The red-eye effect in photography is the common appearance of red pupils in color photographs of eyes. It occurs when using a photographic flash at low lighting or at night. When a flash passes through the eyes and rebounds at the back of the eye, it causes a red reflex in an image, turning the subject's eyes red. The hue is mostly caused by a high concentration of blood in the choroid. The effect can also be influenced by the near proximity of the flash and camera lens. In children, a different hue red reflex, such as white or yellow, may indicate an illness. In animals, a similar effect could cause their eyes to change colors in photographs.
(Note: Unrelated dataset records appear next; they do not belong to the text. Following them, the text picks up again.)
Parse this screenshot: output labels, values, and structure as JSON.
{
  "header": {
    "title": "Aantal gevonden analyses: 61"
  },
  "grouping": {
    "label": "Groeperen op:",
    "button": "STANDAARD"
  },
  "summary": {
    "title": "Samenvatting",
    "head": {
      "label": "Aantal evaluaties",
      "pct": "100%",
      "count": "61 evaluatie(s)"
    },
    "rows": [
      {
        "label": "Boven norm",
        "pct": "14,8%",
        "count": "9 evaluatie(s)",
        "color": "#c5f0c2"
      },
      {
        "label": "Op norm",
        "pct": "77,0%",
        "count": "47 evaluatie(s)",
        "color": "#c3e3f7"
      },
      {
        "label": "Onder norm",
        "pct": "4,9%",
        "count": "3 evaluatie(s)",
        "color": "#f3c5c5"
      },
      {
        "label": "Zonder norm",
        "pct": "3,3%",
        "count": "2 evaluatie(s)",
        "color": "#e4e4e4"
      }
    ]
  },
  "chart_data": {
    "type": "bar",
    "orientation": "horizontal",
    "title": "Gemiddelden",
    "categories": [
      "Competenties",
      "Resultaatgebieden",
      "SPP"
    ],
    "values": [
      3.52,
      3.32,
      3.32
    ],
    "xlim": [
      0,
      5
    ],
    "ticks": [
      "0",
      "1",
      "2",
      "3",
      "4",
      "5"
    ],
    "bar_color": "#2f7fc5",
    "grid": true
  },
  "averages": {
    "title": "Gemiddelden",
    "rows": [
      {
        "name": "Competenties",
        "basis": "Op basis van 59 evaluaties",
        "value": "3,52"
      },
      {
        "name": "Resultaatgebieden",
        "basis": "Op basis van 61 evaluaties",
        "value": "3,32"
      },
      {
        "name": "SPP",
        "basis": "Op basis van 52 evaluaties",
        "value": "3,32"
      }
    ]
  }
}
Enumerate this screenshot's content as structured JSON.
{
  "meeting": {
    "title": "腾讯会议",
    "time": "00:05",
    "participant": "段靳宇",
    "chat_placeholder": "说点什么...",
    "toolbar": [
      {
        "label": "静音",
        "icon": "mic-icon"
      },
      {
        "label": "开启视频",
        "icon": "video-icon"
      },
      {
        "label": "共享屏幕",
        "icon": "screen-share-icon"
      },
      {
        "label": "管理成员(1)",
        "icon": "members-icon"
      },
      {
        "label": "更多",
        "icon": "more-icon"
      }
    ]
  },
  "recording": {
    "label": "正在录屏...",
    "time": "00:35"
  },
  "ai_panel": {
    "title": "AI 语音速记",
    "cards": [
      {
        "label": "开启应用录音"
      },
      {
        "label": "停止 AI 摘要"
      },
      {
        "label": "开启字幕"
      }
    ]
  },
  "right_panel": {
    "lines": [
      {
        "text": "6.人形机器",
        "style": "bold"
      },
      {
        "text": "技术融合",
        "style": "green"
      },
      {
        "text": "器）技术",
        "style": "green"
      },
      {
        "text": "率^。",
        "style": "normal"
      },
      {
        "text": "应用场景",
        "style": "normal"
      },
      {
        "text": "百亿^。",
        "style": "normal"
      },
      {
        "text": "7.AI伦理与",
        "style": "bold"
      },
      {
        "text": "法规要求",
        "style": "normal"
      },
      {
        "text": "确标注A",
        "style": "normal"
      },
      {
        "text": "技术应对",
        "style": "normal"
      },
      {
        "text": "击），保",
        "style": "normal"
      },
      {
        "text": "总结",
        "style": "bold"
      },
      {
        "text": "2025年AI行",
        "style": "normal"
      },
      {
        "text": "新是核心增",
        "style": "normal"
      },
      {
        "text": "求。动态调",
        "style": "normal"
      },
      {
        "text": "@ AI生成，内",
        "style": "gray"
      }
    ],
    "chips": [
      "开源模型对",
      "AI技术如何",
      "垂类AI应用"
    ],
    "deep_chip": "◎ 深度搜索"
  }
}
The effect can be avoided physically by instructing the subject to look away from the lens, increasing the brightness of the photographic location, or moving the flash further away from the lens, or digitally by using the red-eye correction option on digital cameras or by removing the effect in editing software. Scholars have developed a number of red-eye detection techniques to improve digital red-eye removal.

== Causes ==
The red-eye effect occurs in the eyes of humans when a photography flash is used in low light or at night. The flash travels through the eyes and rebounds at the rear of the eye, turning the eyes red (red reflex) in a photograph. The main cause of the red color is the ample amount of blood in the choroid, which supports the back of the eye and lies behind the retina. Melanin also plays a role in the effect, as individuals with less melanin, such as those with albinism, reflect more light. The close distance of the flash to the camera lens can also have an impact, especially on cameras with built-in flash.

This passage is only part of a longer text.